Tayla just finished a great puppy manners class where we learned a great deal, but the start to every class was playing and we had a play break in the middle. I learned some things to watch for in play that she does that I thought might indicate one thing and in fact indicated just the opposite. She displays all her teeth at times. I was informed that she was just happy and it was not a bad face, just her face when she really gets into playing. She is actually rather submissive in play and at 60 lbs and 9 months a 17 week old puppy took her down several times. She didn't seem to mind much and went on to continue playing.


----------



## Tayla's Mom (Apr 20, 2012)

Are those Vinnie's eyebrows shooting up. Tayla has long eyebrows also. I find the so funny and cute.


----------



## Dallas Gold (Dec 22, 2007)

I was at a swim event with Toby last weekend and picked up some free Petsmart coupons. I've used one already, but do have a $10 off training at Petsmart good until 12/31/12-- if anyone can use it, PM me with your address and I'll stick it in the mail. 1st come, 1st serve! US only!


----------



## Claudia M (Aug 8, 2012)

tcsd87 said:


> Farley is a little over 4 months old and he just got all of his shots done. I didn't want him in classes until he had all of his shots.
> 
> Anyways, I've been training him since I got him and he knows sit, lay down, and shake. I can even put a treat on his nose and he waits for me to say "okay." He does this for food as well.

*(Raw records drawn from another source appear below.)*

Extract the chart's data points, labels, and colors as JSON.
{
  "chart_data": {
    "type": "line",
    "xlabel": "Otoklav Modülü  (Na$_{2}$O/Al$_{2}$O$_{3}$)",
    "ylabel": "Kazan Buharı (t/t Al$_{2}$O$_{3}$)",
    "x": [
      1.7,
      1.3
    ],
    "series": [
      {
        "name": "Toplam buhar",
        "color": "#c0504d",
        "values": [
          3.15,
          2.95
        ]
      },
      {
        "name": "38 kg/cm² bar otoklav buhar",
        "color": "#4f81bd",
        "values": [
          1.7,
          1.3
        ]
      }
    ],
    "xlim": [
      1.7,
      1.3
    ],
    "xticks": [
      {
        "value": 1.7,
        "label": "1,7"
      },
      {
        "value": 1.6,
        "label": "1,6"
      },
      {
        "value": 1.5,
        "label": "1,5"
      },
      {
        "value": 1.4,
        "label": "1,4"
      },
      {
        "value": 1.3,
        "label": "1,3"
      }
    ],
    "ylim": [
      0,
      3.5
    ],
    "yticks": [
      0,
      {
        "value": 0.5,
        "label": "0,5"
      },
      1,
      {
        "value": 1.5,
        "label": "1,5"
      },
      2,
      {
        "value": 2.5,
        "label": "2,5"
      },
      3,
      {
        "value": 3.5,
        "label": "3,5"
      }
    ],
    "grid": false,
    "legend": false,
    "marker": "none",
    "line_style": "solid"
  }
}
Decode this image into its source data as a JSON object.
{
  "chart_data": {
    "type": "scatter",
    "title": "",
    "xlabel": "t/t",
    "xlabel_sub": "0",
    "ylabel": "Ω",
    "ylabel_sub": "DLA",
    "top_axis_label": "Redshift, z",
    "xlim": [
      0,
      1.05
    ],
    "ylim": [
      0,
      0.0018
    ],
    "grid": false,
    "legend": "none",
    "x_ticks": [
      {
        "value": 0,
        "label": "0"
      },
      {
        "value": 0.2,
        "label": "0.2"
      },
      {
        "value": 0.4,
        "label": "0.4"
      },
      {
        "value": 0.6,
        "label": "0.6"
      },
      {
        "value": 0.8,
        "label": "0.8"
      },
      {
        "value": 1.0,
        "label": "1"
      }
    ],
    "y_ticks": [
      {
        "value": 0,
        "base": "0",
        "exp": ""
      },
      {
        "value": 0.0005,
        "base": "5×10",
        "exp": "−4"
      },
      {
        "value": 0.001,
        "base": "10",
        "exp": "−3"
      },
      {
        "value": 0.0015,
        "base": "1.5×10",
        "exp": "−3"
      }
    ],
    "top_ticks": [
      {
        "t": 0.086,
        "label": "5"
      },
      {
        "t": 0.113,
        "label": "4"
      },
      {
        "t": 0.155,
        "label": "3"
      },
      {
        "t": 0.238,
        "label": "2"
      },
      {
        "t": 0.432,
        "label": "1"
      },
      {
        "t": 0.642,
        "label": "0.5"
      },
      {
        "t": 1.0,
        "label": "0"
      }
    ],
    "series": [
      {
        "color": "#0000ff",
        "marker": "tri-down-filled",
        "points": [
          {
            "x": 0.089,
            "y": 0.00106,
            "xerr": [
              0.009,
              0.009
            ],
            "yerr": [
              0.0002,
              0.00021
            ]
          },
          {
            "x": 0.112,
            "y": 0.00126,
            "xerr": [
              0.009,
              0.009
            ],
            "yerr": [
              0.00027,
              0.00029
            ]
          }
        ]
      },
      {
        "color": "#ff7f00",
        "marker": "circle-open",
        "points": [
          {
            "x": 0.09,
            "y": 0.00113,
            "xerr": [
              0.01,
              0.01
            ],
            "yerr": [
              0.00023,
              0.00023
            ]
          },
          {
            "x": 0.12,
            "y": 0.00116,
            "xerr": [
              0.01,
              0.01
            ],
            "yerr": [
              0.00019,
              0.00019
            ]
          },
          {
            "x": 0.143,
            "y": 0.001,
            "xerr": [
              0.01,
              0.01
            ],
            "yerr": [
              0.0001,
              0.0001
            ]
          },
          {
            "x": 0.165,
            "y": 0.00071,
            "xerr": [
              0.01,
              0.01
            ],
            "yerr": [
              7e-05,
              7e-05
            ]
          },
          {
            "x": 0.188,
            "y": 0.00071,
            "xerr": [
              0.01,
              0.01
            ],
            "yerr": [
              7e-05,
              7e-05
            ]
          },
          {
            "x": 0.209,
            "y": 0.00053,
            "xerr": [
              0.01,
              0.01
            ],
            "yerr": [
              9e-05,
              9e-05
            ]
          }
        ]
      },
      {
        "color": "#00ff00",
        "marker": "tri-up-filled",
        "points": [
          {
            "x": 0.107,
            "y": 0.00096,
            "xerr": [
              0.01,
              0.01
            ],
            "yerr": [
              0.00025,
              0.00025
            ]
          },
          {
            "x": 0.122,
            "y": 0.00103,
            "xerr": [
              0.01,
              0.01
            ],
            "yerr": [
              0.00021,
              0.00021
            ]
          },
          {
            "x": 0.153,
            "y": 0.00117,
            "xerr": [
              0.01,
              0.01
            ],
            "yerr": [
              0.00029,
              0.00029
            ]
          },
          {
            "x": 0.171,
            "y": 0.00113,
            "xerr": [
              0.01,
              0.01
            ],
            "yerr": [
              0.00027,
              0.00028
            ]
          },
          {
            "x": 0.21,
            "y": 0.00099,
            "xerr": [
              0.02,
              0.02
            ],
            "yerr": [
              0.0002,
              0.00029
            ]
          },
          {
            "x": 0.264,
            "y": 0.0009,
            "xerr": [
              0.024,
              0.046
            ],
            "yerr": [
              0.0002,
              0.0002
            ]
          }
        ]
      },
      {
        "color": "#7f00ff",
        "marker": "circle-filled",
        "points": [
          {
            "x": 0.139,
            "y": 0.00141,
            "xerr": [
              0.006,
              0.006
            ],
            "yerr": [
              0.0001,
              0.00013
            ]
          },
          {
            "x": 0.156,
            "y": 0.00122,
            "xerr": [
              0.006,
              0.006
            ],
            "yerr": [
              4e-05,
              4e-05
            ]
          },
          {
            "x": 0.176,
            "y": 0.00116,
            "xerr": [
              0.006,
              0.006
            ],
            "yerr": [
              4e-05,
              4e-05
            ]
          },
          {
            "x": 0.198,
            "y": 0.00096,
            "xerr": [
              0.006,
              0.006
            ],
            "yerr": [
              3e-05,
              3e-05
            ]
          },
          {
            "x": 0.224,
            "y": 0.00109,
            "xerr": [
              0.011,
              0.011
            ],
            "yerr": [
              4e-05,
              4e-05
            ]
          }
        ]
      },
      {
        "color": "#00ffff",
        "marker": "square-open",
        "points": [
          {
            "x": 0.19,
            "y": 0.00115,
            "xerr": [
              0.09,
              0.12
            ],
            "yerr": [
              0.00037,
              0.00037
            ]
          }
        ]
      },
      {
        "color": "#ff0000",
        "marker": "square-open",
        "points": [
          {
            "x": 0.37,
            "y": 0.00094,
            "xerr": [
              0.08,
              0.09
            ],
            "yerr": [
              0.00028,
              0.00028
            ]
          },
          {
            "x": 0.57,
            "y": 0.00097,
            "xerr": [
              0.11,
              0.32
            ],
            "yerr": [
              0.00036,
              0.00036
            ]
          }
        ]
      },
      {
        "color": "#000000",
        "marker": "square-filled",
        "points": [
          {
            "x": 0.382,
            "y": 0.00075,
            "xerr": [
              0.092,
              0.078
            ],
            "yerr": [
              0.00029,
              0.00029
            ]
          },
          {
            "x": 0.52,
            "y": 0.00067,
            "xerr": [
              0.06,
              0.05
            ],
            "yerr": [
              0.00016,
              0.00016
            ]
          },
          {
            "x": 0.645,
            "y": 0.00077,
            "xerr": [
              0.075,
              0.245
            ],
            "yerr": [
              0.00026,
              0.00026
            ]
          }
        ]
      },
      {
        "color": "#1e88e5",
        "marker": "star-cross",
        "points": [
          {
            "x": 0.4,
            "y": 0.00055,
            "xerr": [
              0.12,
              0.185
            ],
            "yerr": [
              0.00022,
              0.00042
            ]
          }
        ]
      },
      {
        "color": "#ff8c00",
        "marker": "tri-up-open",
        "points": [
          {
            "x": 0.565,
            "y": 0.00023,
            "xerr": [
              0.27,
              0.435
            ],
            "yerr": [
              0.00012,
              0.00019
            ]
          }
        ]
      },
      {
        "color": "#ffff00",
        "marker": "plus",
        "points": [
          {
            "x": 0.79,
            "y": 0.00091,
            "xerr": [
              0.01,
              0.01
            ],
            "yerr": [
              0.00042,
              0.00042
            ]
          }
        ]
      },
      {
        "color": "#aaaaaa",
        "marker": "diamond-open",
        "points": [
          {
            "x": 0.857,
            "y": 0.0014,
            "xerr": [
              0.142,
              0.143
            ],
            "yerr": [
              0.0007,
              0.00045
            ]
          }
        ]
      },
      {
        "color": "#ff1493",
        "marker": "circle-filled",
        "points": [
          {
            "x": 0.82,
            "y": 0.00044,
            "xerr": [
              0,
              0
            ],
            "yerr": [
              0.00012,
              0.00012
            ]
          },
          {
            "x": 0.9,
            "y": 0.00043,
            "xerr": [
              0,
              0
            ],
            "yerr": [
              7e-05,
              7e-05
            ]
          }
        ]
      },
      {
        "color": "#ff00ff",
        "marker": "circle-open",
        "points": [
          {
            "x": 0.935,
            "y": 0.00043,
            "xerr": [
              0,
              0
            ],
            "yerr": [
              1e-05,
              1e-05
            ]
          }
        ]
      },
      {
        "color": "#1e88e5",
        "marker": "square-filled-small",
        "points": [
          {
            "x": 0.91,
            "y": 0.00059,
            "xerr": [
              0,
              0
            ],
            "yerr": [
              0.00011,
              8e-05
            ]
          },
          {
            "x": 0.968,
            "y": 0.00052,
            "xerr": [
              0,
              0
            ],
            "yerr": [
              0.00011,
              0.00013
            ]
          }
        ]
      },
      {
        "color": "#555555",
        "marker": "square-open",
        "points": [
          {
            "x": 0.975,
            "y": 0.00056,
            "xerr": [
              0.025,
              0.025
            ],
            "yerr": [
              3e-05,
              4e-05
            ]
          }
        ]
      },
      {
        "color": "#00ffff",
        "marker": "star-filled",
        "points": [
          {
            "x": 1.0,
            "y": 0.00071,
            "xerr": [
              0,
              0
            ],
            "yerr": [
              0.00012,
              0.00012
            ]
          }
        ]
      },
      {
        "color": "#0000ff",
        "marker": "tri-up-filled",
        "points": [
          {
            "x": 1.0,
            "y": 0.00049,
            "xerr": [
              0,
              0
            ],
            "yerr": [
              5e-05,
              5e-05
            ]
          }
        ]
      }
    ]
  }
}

He will wait until I say it's okay. He is super smart. I have a few dilemma's though.
> 
> ...


At this age eye contact is very important even if it is for a couple seconds. Always say the puppy's name before every command. I am not sure if you are using treats too much. Try a play time instead of treats. Alternate between the two. Rose is 11 weeks. She whoas as much as couple feet away and just turning my back to her.


----------